Lack of association between TID and the presence of severe and/or extensive CAD or major adverse cardiac events (MACE) was reported in contemporary studies of patients with normal perfusion [21, 22]. For example, Valdiziezo et al. found an 11% incidence of left main or multivessel CAD in 28 patients with TID vs. a 16% incidence in 68 patients without TID with no significant increase in the incidence of any CAD in the TID patients [21]. Halligan et al. also not did find an increased incidence of multivessel disease or MACE in patients with TID and normal perfusion [22]. However, Doukky et al. found that TID is associated with a higher cardiac event rate in patients with diabetes and/or known CAD despite having normal perfusion on rest/stress 99mTc-sestamibi SPECT [16]. No such association was found in our study, where the cardiac event rates were similar between patients with TID who were diabetic and those who were not, those with and without known CAD and those with both diabetes and CAD vs. those without this combination (data not shown). Overall, the majority of studies support our finding of a lack of association between TID and cardiac events or severe/extensive CAD in patients with normal myocardial perfusion. The advantage of cardiac events analysis in our study is the potential for capturing adverse events that may occur despite insignificant CAD due to occult coronary microvascular dysfunction (CMD), which, similar to post-stress LVEF reduction may be responsible for the TID in some patients with normal perfusion who have multiple risk factors, including diabetes, hypertension, known CAD, and, potentially old age [23, 24]. It is important to emphasize, however, that the cause of abnormal TID in patients with normal perfusion remains unclear.

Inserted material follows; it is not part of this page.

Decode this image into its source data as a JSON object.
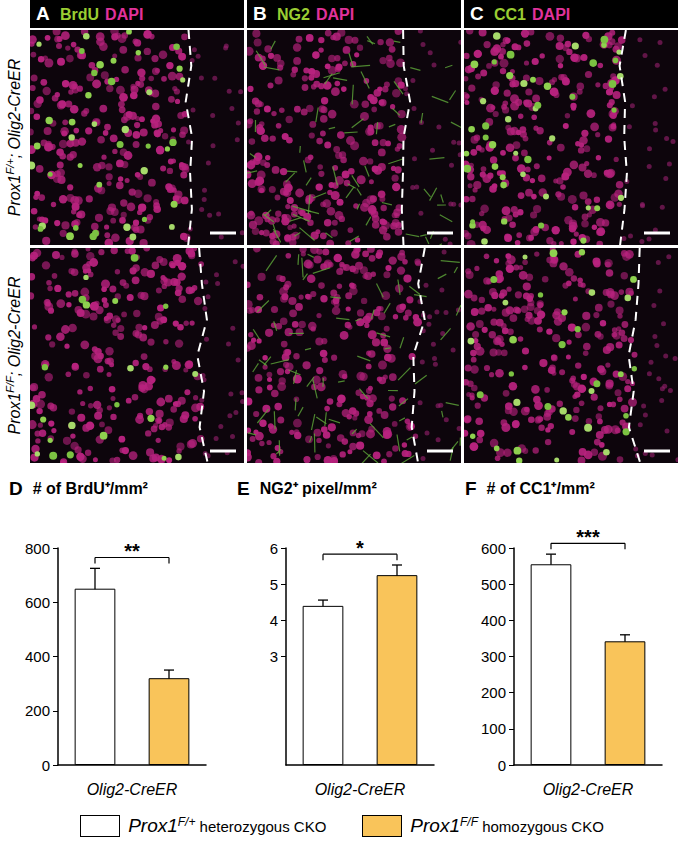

While agreeing with most contemporary studies on TID, our findings are different from those of older studies which found higher cardiac event rates in patients with normal (SSS = 0) or near normal (SSS ≤ 3) perfusion. Most notably, Abidov et al. showed that TID increased the risk of cardiac events threefold (2.4% vs. 0.8% year, P = 0.001) in 1560 patients with a SSS of 0 and no resting LV enlargement and about twofold (2.2% vs. 1.0%/year, P = 0.002) in 2037 patients with an SSS ≤ 3 and no resting LV enlargement [19]. The decreasing incidence of severe CAD or cardiac events in patients with TID and normal perfusion in contemporary compared to older studies is believed to be, in part related to the decreasing prevalence of ischemia on myocardial SPECT studies, declining from 29.6% in 1991 to 5.0% in 2009 [2, 17, 25]. In fact, Bourque argues that the decreasing presence and severity of CAD resulted in a decline in the PPV of TID for severe CAD with the abnormal TID now more likely representing another cause, such as the manifestation of cardiomyopathy or measurement variance [2, 20].

Limitations

One of the limitations of our study is its retrospective nature and that it was conducted at a single institution. We did not have a sufficient number of patients who underwent CAG to draw firm conclusions regarding the presence of severe and/or extensive CAD in patients with abnormal TID vs. those without, because patients with normal perfusion, even with abnormal TID typically do not undergo CAG unless other findings are present compelling the cardiologist to perform CAG. This was one of the main reasons for using cardiac events as the primary endpoint in our study.

Conclusion

The present study showed that TID does not confer an adverse prognosis and is not an independent prognosticator in patients with normal perfusion on adenosine stress/rest 99mTc-sestamibi SPECT. Our findings add to existing evidence that TID in these patients is typically benign and should not automatically expose patients to coronary angiography and, therefore, have implications in patient management. Notwithstanding all speculations, the cause of abnormal TID in patients with normal perfusion remains unclear.